Boyd prefers some of the general forest and focused recreation areas MAs because the management tools, such as mechanical harvest, are not as limited as they are in the backcountry and recommended wilderness designation.
“We [SVES] are of the opinion that we need to give future generations the ability to make management decisions based on the ‘at time’ needs,” said Boyd. “We need to make sure we leave management tools on the table as an option.”
While the number one issue for the SVES is public safety, members of the community have expressed other issues with the proposed plan regarding the economic impact of deteriorating recreational opportunities, the visual impact for the community should fires be allowed to burn on the Swan Face and the abandonment of the culture and history of the Swan Valley.
“The public should educate themselves on the goals of the various MA’s and draw their own conclusions,” said Boyd.

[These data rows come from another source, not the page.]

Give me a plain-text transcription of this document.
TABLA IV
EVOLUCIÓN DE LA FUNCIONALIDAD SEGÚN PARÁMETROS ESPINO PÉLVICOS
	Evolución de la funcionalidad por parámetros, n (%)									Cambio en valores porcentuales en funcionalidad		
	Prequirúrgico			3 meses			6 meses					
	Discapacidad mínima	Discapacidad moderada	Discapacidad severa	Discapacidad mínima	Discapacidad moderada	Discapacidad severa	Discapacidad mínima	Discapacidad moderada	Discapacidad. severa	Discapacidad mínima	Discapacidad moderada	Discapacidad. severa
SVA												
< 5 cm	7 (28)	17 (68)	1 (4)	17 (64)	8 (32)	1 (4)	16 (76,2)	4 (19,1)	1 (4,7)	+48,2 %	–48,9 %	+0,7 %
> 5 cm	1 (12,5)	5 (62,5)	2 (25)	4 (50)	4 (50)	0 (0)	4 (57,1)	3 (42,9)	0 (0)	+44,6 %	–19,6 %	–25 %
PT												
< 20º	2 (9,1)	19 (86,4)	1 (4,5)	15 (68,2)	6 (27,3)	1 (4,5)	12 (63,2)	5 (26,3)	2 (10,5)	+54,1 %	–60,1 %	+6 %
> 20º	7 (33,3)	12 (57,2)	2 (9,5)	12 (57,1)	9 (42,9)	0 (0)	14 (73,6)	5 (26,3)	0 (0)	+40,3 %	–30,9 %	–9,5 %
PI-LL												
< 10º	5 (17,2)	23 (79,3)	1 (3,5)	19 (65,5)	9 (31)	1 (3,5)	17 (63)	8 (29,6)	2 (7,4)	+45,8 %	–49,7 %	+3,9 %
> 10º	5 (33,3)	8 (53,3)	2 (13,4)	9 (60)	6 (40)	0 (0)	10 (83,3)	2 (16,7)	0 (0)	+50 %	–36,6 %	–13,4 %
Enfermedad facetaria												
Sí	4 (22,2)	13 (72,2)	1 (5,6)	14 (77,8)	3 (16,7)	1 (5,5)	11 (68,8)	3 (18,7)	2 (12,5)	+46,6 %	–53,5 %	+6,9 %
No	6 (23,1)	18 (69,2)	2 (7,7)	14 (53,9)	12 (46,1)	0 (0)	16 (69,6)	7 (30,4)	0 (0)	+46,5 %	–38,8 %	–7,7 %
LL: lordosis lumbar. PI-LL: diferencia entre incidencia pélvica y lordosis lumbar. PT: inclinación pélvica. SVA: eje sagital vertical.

To facilitate information gathering, the Swan Valley Community Council is hosting a meeting Sept. 7 to help educate the community, send in their own letters and comments and possibility join together in an alternative option. The alternative option that is being drafted will suggest a change from recommended wilderness or backcountry MA to the general forest MA. The hazardous fuels present and recommended fuels mitigation strategies in the SSFP would dictate whether the area is designated in the general forest low, med, high MA.
Montana Department of Natural Resources and Conservation Service Forester of the Swan Unit and SSFP committee member Allen Branine will give a presentation overlaying the SSFP maps with maps of the alternatives proposed by the draft plan.
“The fire service area believes it is important to maintain active, management buffer zones to the wildland urban interface,” said Boyd. “We strongly suggest the MA maintain multiple management strategies. There is really no reason to jeopardize the communities’ safety. From a community standpoint [bringing the wilderness boundary down the Swan Front] just doesn’t make sense.”